Upon discovering this strange and compelling environment, Antebi was reminded of Robert Smithson's famous earthwork which has just recently resurfaced on the waters of The Great Salt Lake. With the "Spiral Jetty" and other earthworks, Smithson explored ideas of the relationship between nature and culture, entropy and the possibility of land reclamation through artistic manipulations of the natural world. Antebi's project reveals how ambiguity and contradiction characterize the entirety of the Salton Sea. As she points out, the Salton Sea is neither all that "Great" as a catastrophe or otherwise, nor even completely "Dead". What Smithson wrote about his "Spiral Jetty" Antebi found to be similarly true of the Salton Sea, a place where "ambiguities are admitted rather than rejected, contradictions are increased rather than decreased". In exploring the Salton Sea's physical and cultural history, Antebi examines the hubris of utopian ideas and the inevitable entropy that signals its eventual decline.
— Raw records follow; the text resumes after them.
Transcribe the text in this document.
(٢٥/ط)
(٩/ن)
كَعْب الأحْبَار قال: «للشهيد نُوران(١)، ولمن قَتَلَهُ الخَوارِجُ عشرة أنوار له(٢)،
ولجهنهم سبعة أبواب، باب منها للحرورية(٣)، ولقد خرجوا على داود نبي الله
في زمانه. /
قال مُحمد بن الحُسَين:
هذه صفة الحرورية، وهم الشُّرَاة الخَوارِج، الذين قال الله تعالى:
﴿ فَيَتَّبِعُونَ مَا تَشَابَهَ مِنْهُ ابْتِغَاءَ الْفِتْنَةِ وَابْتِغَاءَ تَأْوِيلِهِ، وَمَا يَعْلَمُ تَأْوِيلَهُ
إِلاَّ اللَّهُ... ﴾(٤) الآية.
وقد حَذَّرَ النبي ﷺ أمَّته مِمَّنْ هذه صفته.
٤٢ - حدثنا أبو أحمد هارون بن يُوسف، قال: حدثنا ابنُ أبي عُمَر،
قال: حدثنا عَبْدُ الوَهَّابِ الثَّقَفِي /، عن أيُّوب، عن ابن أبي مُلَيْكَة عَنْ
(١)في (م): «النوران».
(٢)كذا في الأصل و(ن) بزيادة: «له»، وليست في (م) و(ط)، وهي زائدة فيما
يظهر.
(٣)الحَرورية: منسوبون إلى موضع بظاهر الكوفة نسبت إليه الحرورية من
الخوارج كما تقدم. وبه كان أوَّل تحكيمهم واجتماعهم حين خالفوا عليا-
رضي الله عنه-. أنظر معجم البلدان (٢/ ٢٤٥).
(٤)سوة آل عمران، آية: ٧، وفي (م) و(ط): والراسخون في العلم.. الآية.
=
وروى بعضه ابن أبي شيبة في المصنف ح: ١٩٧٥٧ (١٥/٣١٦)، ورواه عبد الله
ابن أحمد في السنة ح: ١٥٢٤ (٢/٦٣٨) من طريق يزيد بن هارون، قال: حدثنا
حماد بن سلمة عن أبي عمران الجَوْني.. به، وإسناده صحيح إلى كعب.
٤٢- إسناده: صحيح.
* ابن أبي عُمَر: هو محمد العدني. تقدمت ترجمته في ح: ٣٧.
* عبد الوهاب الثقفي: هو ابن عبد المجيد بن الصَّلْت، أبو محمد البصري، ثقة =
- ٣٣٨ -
In conjunction with this exhibition, there will be a screening of "Plagues and Pleasures of the Salton Sea" directed by Chris Metzler & Jeff Springer with narration by John Waters will be held on September 30 at 2pm. A panel discussion with speakers to be announced will follow the screening.

Kristi Engle Gallery devotes itself primarily to solo exhibitions of new works by contemporary artists. It is located in Highland Park, near the corner of Ave. 50 and York Blvd.